Once I disengaged the mute, I set the gain and turned up the master. After playing three notes, it was crystal clear that the Bergantino rig could produce full-bodied tone and had the capabilities of getting really loud. These impressions were intensified after adjusting the speaker profile to the HD322 setting. Within seconds, I heard (and felt) the enhancements provided by the filters that delivered a deep punch and a smoother transmission of the upper mids and highs. Replicating all of my technical idiosyncrasies with definition, the note response was quick.
I was curious to hear how the profile settings affected other Bergantino cabinets, so along with a fellow bassist, we added another HD112 and an HD212 to the mix. After a lengthy listening session with individual cabinets and different cab combinations, we were both impressed with how markedly the profile settings enhanced the characteristics of each cabinet. The HD210 profile increased upper mids and provided punchier lows, the HD112 profile delivered more midrange content, and the HD212 profile tightened up the lows with a slight boost in the highs. While other profiles did indeed highlight different aspects of each cab, the assigned profiles still sounded best to my ears. Using the assigned profiles also minimized EQ adjustments, thereby requiring only slight boosting or cutting to polish the desired tone.
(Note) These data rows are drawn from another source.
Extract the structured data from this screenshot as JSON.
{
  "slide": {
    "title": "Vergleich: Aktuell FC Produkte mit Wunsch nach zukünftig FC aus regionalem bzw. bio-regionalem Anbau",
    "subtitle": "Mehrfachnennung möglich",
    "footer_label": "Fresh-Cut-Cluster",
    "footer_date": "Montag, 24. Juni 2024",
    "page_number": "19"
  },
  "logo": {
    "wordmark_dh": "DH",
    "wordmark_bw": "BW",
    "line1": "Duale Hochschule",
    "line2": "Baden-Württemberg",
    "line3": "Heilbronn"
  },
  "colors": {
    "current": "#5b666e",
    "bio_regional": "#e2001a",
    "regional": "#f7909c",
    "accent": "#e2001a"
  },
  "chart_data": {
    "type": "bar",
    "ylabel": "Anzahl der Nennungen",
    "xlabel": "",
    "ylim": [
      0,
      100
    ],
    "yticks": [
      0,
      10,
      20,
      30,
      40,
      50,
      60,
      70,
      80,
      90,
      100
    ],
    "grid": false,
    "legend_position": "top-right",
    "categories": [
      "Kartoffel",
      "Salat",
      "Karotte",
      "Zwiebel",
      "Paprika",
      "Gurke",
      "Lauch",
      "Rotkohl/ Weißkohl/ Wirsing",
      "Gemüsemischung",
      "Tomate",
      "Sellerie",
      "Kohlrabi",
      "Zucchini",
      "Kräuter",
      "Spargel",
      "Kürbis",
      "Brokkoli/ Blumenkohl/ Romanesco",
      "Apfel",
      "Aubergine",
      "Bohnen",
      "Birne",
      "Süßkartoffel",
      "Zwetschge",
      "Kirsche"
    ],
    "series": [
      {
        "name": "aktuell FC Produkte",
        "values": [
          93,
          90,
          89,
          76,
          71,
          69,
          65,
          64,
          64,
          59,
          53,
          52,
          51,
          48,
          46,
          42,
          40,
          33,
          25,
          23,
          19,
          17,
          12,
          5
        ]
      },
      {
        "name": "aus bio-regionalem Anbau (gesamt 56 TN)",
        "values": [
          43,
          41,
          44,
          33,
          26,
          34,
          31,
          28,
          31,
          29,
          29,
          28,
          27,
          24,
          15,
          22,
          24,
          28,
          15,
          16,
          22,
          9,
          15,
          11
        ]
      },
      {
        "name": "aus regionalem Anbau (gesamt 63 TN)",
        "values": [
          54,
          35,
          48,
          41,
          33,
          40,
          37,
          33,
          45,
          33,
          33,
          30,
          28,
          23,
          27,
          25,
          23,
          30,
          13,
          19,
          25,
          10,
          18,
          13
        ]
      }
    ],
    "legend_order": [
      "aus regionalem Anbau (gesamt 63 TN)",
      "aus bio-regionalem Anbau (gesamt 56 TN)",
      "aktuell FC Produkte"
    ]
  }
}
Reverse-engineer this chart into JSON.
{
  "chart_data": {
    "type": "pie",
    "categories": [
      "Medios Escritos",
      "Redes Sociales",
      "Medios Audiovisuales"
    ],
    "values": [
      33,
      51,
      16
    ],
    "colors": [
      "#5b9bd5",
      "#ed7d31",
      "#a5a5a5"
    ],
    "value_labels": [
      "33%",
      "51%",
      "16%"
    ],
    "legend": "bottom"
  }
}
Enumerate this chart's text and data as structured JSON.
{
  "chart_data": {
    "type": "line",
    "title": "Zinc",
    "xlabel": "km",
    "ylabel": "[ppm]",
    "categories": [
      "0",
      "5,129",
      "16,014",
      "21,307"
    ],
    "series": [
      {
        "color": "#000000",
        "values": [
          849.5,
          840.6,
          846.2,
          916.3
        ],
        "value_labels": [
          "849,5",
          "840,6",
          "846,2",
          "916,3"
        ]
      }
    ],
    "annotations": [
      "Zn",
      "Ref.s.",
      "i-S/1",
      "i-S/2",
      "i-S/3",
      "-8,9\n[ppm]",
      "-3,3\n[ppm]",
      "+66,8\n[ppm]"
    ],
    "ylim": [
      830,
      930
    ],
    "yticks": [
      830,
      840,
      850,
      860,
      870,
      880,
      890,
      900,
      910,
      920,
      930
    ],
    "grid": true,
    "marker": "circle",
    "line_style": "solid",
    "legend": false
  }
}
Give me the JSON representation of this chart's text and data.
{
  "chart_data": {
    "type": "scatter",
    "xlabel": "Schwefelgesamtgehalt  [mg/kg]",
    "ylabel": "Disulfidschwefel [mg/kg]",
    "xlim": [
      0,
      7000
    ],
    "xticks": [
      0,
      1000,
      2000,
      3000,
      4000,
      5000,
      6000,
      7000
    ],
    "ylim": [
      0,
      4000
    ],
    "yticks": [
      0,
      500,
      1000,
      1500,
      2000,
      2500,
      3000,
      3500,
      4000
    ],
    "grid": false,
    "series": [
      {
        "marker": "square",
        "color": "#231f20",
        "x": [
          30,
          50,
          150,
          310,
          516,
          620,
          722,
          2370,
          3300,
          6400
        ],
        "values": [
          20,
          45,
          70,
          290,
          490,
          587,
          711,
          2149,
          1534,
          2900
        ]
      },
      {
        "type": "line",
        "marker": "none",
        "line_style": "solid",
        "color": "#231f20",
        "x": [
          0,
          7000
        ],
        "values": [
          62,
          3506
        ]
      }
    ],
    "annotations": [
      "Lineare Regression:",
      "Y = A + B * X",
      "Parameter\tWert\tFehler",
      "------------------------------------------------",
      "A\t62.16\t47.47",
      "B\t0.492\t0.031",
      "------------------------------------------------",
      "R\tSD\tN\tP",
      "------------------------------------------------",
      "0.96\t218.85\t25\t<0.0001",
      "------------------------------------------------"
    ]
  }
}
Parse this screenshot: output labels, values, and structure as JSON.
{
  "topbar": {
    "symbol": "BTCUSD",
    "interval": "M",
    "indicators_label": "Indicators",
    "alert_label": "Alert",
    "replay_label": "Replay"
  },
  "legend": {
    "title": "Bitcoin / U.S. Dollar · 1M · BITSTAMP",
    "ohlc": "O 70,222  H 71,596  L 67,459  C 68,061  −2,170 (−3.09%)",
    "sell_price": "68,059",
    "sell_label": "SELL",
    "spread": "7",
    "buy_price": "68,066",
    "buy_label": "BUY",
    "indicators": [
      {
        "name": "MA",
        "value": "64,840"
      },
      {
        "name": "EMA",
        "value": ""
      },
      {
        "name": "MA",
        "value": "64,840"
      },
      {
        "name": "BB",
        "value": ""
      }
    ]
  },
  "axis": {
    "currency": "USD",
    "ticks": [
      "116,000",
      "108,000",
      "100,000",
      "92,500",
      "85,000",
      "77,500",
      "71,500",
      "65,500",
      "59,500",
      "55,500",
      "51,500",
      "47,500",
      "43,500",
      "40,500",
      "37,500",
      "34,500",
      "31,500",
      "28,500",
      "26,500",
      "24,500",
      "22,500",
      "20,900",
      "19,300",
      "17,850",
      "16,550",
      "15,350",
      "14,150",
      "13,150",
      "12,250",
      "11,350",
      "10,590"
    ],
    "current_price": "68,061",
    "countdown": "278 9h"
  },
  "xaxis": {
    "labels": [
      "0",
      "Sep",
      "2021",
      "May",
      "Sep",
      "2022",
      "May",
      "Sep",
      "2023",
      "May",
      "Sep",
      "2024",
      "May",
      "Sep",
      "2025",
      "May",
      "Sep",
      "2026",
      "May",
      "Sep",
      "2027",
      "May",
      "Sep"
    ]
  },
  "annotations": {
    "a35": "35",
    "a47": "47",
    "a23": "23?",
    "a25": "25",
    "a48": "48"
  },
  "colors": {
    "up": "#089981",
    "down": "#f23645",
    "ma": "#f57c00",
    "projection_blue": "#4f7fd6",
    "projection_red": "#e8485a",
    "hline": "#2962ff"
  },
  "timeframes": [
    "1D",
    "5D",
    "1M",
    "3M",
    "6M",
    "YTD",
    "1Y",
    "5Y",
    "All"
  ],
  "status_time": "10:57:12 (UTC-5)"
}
The EQ and high-pass filter were flexible and easy to use. Boosting and cutting frequencies was sensitive and abundant, and the means to adjust the center frequencies of all four bands helped to solve tonal dilemmas. This feature was particularly beneficial in live settings where different rooms (and instruments) required different solutions. For example, I used the complete rig with an 18-piece swing band in an 800-seat theater where I was playing a German upright. Equipped with a Fishman Full Circle pickup, my bass was experiencing nasal-y mids and had a nasty feedback issue on the open 3rd string. I set the feedback filter to cut the “A” frequency -7 dB and cut -2 dB from the high mids centered at 800 Hz. These adjustments resulted in a natural sound that really conveyed the wood of the instrument. I also gave the low mids a +2 dB boost at 150 Hz and set the high-pass filter at 70 Hz, which provided notes a plump, tight bottom. While it did take a few minutes to set the EQ for the room, I didn’t have to make any further adjustments the rest of the night and could instead focus on supporting the ensemble with confident, well-defined bass lines.
These impressions were consistent with every instrument and gig using the Bergantino rig. Whether it was beefing up the low end of a ’64 Jazz, crafting an upright-like tone with a Ned Steinberger EUB, or transmitting the detail of a Ritter R8 5-string, the features of the B|Amp pretty much accommodated any tonal demand. It didn’t matter if the amp was connected to the HD210 on a blues trio gig, two HD112s on a Chicago-style horn-band show, or the 2x10/1x12 combo for a rock show—the Bergantino rig delivered studio-quality tone with plenty of volume that sat in the mix to near perfection. My only gripe, albeit slight, would be the amp’s knobs. They felt somewhat flimsy and didn’t elicit total confidence they could handle the rigors of the road.The Verdict
The Bergantino Audio Systems B|Amp and HD cabs rank high amongst top options for bass amplification on the market. The components respect your instrument by delivering a bass’ characteristics with rapid-fire detail. It’s an excellent reference rig, rife with sound-shaping solutions that will please the tone tweaker, yet still surprise those who prefer streamlined simplicity. The price tag may likely scare some budget-conscious bassists, but what you get for the price truly feels well worth the investment. If you’re seeking a mighty serious upgrade to your signal chain, the Bergantino B|Amp and HD cabinet pairing just might be the missing link.